Direktur Jenderal Perdagangan Dalam Negeri, Kementerian Perdagangan, Suhanto, mengatakan, masuknya bawang putih diimpor diketahui tiba sejak tanggal 9 Maret 2020. Selanjutnya telah melalui proses karantina dan siap untuk diguyur ke pasar tradisional dan ritel modern.
"Harga bawang putih bulan ini sudah turun dibandingkan bulan lalu, sekarang rata-rata Rp 42.300 per kilogram, namun menurut kami itu masih (tinggi)," kata Suhanto dalam teleconference Badan Nasional Penanggulangan Bencana, Rabu (25/3).
Suhanto mengatakan, sebelumnya Kemendag sudah menerbitkan 150 ribu ton Surat Persetujuan Impor (SPI) atau izin impor bawang putih.
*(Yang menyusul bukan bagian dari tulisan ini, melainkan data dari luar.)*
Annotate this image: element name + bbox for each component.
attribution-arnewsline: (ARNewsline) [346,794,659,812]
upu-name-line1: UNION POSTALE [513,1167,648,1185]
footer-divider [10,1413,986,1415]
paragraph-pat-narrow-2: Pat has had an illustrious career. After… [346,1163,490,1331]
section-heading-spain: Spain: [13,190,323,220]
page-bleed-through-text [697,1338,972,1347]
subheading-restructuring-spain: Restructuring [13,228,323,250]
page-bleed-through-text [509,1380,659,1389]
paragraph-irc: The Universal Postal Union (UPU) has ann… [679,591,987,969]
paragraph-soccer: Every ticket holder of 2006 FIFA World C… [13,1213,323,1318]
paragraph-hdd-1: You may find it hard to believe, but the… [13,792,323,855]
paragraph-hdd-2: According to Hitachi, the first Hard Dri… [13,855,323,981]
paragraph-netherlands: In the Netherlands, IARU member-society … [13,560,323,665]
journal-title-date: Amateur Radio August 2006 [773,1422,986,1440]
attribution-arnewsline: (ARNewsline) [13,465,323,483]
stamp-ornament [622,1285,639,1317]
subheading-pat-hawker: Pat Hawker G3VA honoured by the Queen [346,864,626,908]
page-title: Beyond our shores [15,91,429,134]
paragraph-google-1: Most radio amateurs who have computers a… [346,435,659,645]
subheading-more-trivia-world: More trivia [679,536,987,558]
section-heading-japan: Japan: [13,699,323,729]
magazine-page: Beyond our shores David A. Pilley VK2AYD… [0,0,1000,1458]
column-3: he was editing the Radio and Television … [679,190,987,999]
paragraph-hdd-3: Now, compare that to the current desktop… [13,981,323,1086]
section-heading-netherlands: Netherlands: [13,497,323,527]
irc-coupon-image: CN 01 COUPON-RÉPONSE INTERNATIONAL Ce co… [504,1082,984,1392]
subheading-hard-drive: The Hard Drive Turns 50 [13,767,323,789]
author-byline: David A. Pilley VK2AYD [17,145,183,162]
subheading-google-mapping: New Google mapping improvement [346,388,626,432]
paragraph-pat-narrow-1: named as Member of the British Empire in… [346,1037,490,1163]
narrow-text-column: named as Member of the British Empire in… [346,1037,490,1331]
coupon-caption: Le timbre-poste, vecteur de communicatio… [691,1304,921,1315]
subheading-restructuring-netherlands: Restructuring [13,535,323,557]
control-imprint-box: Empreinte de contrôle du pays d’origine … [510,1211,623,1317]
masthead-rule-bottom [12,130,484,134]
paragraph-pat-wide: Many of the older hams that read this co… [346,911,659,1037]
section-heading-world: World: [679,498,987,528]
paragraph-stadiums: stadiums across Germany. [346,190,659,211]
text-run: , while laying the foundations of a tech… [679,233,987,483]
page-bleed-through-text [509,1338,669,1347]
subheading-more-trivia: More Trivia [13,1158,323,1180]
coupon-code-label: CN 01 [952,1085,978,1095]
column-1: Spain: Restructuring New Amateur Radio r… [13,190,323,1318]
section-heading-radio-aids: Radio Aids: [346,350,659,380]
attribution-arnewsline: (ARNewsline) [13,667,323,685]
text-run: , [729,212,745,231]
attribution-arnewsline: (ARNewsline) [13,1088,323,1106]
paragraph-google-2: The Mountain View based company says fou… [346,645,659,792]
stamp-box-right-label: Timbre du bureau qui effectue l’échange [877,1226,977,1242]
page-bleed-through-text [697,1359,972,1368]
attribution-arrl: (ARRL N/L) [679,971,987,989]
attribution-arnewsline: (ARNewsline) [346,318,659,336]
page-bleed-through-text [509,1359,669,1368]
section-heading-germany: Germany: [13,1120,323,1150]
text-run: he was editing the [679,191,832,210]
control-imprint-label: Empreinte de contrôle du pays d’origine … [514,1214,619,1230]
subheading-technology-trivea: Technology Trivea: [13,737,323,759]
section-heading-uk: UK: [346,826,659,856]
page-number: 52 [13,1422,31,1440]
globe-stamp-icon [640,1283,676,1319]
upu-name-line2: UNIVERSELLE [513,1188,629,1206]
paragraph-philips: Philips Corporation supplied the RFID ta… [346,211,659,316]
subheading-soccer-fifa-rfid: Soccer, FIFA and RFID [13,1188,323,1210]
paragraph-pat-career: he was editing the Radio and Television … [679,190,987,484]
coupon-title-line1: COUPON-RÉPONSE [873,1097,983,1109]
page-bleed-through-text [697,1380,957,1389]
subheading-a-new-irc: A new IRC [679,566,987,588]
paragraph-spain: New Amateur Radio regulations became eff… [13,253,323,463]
Namun, pada pekan lalu pihaknya sudah melakukan pembebasan izin impor hingga 31 Mei 2020, baik untuk bawang putih maupun bawang bombai. Hal itu dilakukan agar mempercepat proses importasi sehingga gejolak harga segera teratasi.
Sementara itu, Peneliti Center for Indonesian Policy Studies (CIPS) Felippa Ann Amanta menilai, kebijakan Kemendag merupakan langkah yang tepat dalam memastikan ketersediaan kebutuhan pangan di pasar.
Namun, kata dia, pemberlakukan RIPH yang masih dijalankan perlu dievaluasi efektivitasnya. Terlebih, kata dia, fungsi utama RIPH yakni untuk mendapatkan SPI dari Kemendag yang justru sudah dibebaskan sementara.
"Pemberlakuan rekomendasi impor harus dievaluasi efektivitasnya, terutama pada masa sekarang ini. Pemenuhan kebutuhan masyarakat perlu diprioritaskan tanpa melalui proses yang panjang," jelasnya.
Ia menuturkan, permasalahan yang dihadapi para importir terhadap pemberlakuan RIPH adalah mengenai adanya wajib tanam sebesar 5 persen dari volume impor yang diajukan. Padahal, petani bawang putih sendiri menghadapi berbagai tantangan dalam menanam bawang putih.
Seperti misalnya, keterbatasan ketersediaan lahan dan ketidaksesuaian iklim, dan ketidakmampuan importir dalam menemukan kelompok tani yang bisa merealisasikan kewajiban tanam. Implementasi keharusan wajib tanam juga terhalang oleh kapasitas untuk mengecek kenyataan di lapangan atau memantau perkembangan penanaman.
Alhasil, kata dia, banyak pelaksanaan wajib tanam yang tidak sesuai dengan laporan. Belum lagi adanya kerawanan penyalahgunaan aturan kuota impor dari RIPH yang nampak pada kasus korupsi impor bawang putih yang terjadi pada 2019 yang lalu. Ia mengatakan, potensi korupsi terjadi karena sistem RIPH yang tidak transparan.
“Alih-alih mendorong swasembada bawang putih, proses RIPH malah rawan dikorupsi dan justru merugikan masyarakat,” ucapnya.